Au tribunal, le psychologue décrit sa personnalité comme « complexe », et rapporte un « un travail de déradicalisation à long terme », allant jusqu’à parler de « décorsicalisation ».

« Elle se comporte de manière radicale » il dit. Dans les avis d’experts, dit-elle : « J’avais un travail à faire, je suis un soldat. Il est écrit « étant la dernière boucle du cercle », indique l’expert.

Pour illustrer son propos, il évoque cette phrase prononcée par les accusés lors de leur entretien : «Tony (Quilichini, ndlr), j’ai beaucoup participé à sa mort ; Je l’aimais bien, mais c’était mon clan ou lui.

L’avocat général s’étonne qu’un « la femme forte se met en situation de soumission envers le clan ». « N’y a-t-il pas là une contradiction ?

« C’est une femme forte, est d’accord avec le psychologue, mais être soldat, c’est aussi incarner quelque chose qu’elle ne peut contrôler. Cela ne veut pas dire que ce n’est pas un sujet important. Elle a parlé des traumatismes de son adolescence. Force et soumission vont de pair, c’est adapté au contexte.

« A-t-elle été influencée ? » demande le président, cette fois à l’expert psychiatre par visioconférence.

« Je sentais non, il à répondu. Elle participe pleinement à cet acte et on sent qu’elle est attachée à ce clan et qu’il y a une fascination. »

À propos de « déradicalisation » évoqué par le psychologue le matin, le psychiatre nuance : « Ce n’est pas le au même niveau que les terroristes mais elle a su trouver une revalorisation grâce à son appartenance à ce clan. Et de souligner : « sa fragilité psychologique favorise son adhésion : elle maintient son mode de fonctionnement avec une ligne de conduite et de droiture. »

Derrière la vitre de la loge, Cathy Chatelain était assise, toujours la main droite posée sur le visage, le regard parfois dans le vide.

Son avocat, Me Renaud Portejoie s’approche du micro, à la barre, pour poser une question à l’expert psychiatre en visioconférence :

 » Quant à savoir si elle aurait pu agir sous la contrainte, écrivez-vous : « Nous ne disposons pas de suffisamment d’informations pour répondre à cette question avec certitude. »cite l’avocat pénaliste, reprenant le rapport.

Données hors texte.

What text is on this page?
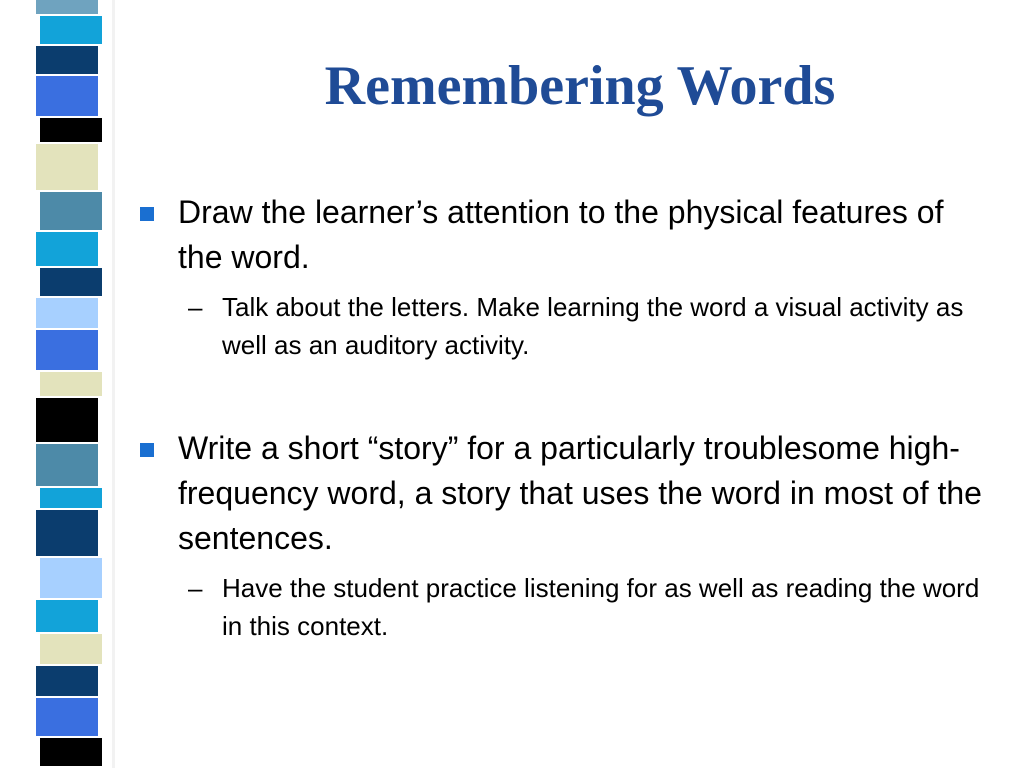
Remembering Words
Draw the learner’s attention to the physical features of the word.
– Talk about the letters. Make learning the word a visual activity as well as an auditory activity.
Write a short “story” for a particularly troublesome high-frequency word, a story that uses the word in most of the sentences.
– Have the student practice listening for as well as reading the word in this context.
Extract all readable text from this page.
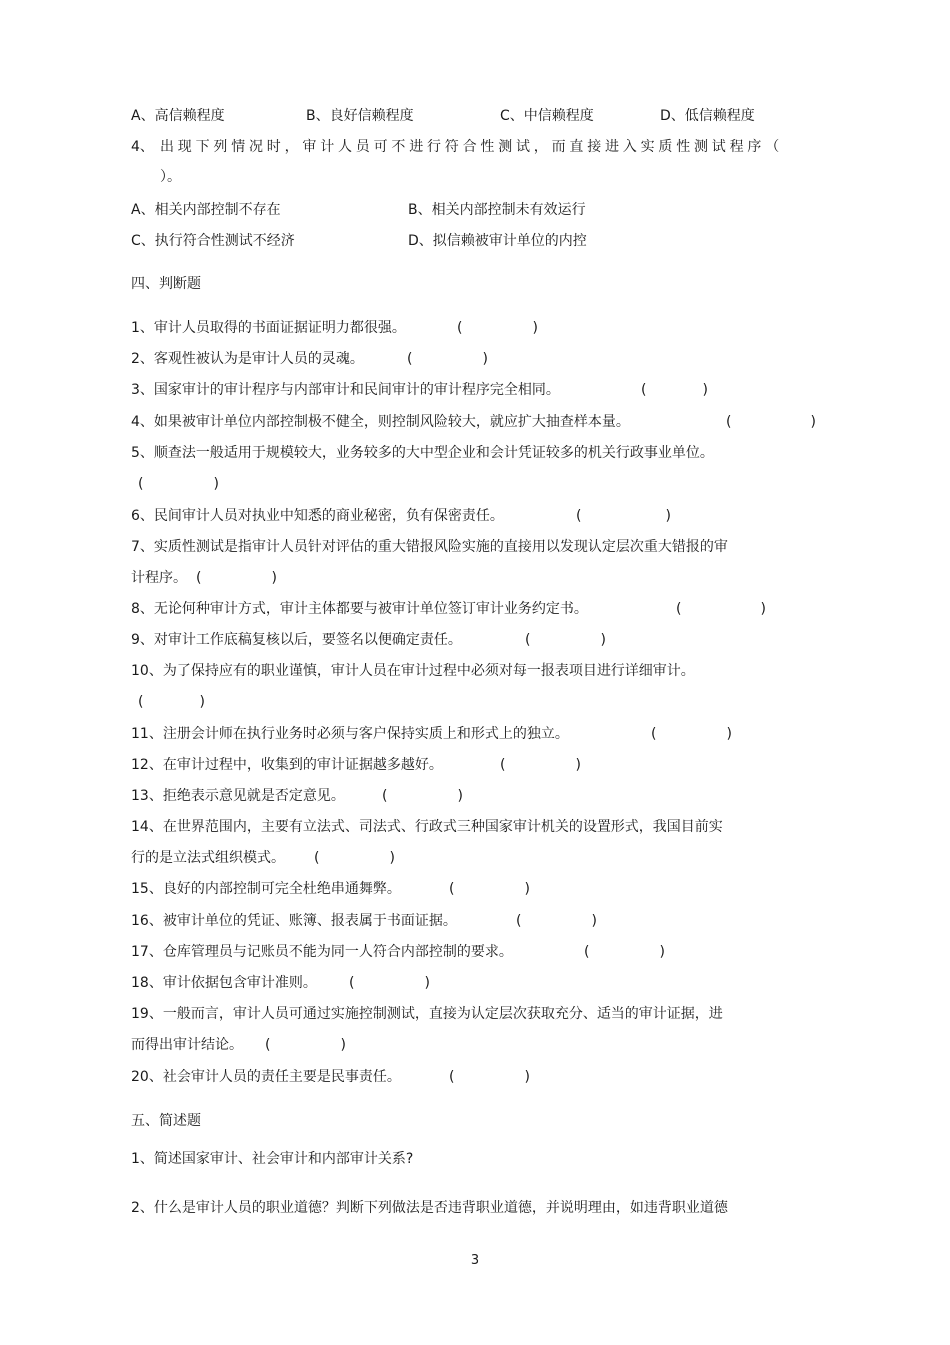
A、高信赖程度	B、良好信赖程度	C、中信赖程度	D、低信赖程度
4、 出现下列情况时，审计人员可不进行符合性测试，而直接进入实质性测试程序（
）。
A、相关内部控制不存在	B、相关内部控制未有效运行
C、执行符合性测试不经济	D、拟信赖被审计单位的内控
四、判断题
1、审计人员取得的书面证据证明力都很强。	(　　　　　)
2、客观性被认为是审计人员的灵魂。	(　　　　　)
3、国家审计的审计程序与内部审计和民间审计的审计程序完全相同。	(　　　　)
4、如果被审计单位内部控制极不健全，则控制风险较大，就应扩大抽查样本量。	(　　　　　)
5、顺查法一般适用于规模较大，业务较多的大中型企业和会计凭证较多的机关行政事业单位。
(　　　　　)
6、民间审计人员对执业中知悉的商业秘密，负有保密责任。	(　　　　　　)
7、实质性测试是指审计人员针对评估的重大错报风险实施的直接用以发现认定层次重大错报的审
计程序。 (　　　　　)
8、无论何种审计方式，审计主体都要与被审计单位签订审计业务约定书。	(　　　　　)
9、对审计工作底稿复核以后，要签名以便确定责任。	(　　　　　)
10、为了保持应有的职业谨慎，审计人员在审计过程中必须对每一报表项目进行详细审计。
(　　　　)
11、注册会计师在执行业务时必须与客户保持实质上和形式上的独立。	(　　　　　)
12、在审计过程中，收集到的审计证据越多越好。	(　　　　　)
13、拒绝表示意见就是否定意见。	(　　　　　)
14、在世界范围内，主要有立法式、司法式、行政式三种国家审计机关的设置形式，我国目前实
行的是立法式组织模式。 (　　　　　)
15、良好的内部控制可完全杜绝串通舞弊。	(　　　　　)
16、被审计单位的凭证、账簿、报表属于书面证据。	(　　　　　)
17、仓库管理员与记账员不能为同一人符合内部控制的要求。	(　　　　　)
18、审计依据包含审计准则。 (　　　　　)
19、一般而言，审计人员可通过实施控制测试，直接为认定层次获取充分、适当的审计证据，进
而得出审计结论。 (　　　　　)
20、社会审计人员的责任主要是民事责任。	(　　　　　)
五、简述题
1、简述国家审计、社会审计和内部审计关系?
2、什么是审计人员的职业道德？判断下列做法是否违背职业道德，并说明理由，如违背职业道德
3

« Il n’y avait aucune menace, précise le médecin. Concernant la contrainte psychologique, je n’ai pas le degré d’information. Intensité de contrainte est difficile à déterminer », concède-t-il.

Comme son ex-femme, Dominique Sénéchal, 47 ans, est également assis, la main droite posée pour soutenir sa tête. Son visage est peu expressif, comme celui de la mère de ses enfants. En fin d’après-midi, il lui a également été demandé de parler de sa personnalité, du nom de son ex-femme qu’il avait rencontrée en 1997.

Les événements ont été très douloureux.

La mère de Dominique Sénéchal

Son avocat a rappelé que cet ancien facteur avait «joué à plusieurs reprises le rôle de père au foyer », surtout quand la famille est arrivée en Corse.

Citée comme témoin lors de l’examen de personnalité de son fils, la mère de Dominique Sénéchal n’a pas « ne voulait pas discuter de sa relation » avec son ex-belle-fille. Un peu plus tôt dans la journée, face au tribunal, Cathy Chatelain n’avait pas fait mystère d’elle »relations difficiles » avec son ex-belle-mère.

L’avocat de Dominique Sénéchal interroge toujours la mère de son client sur son silence à l’égard de l’ancien gardien de prison. La réponse explose :

« Les événements ont été très douloureux, je ne souhaite pas m’exprimer sur le sujet. C’était un tsunami dans la famille. Cela reste très douloureux… »

Cammile Bussière

One of the most important things for me as a press writer is the technical news that changes our world day by day, so I write in this area of technology across many sites and I am.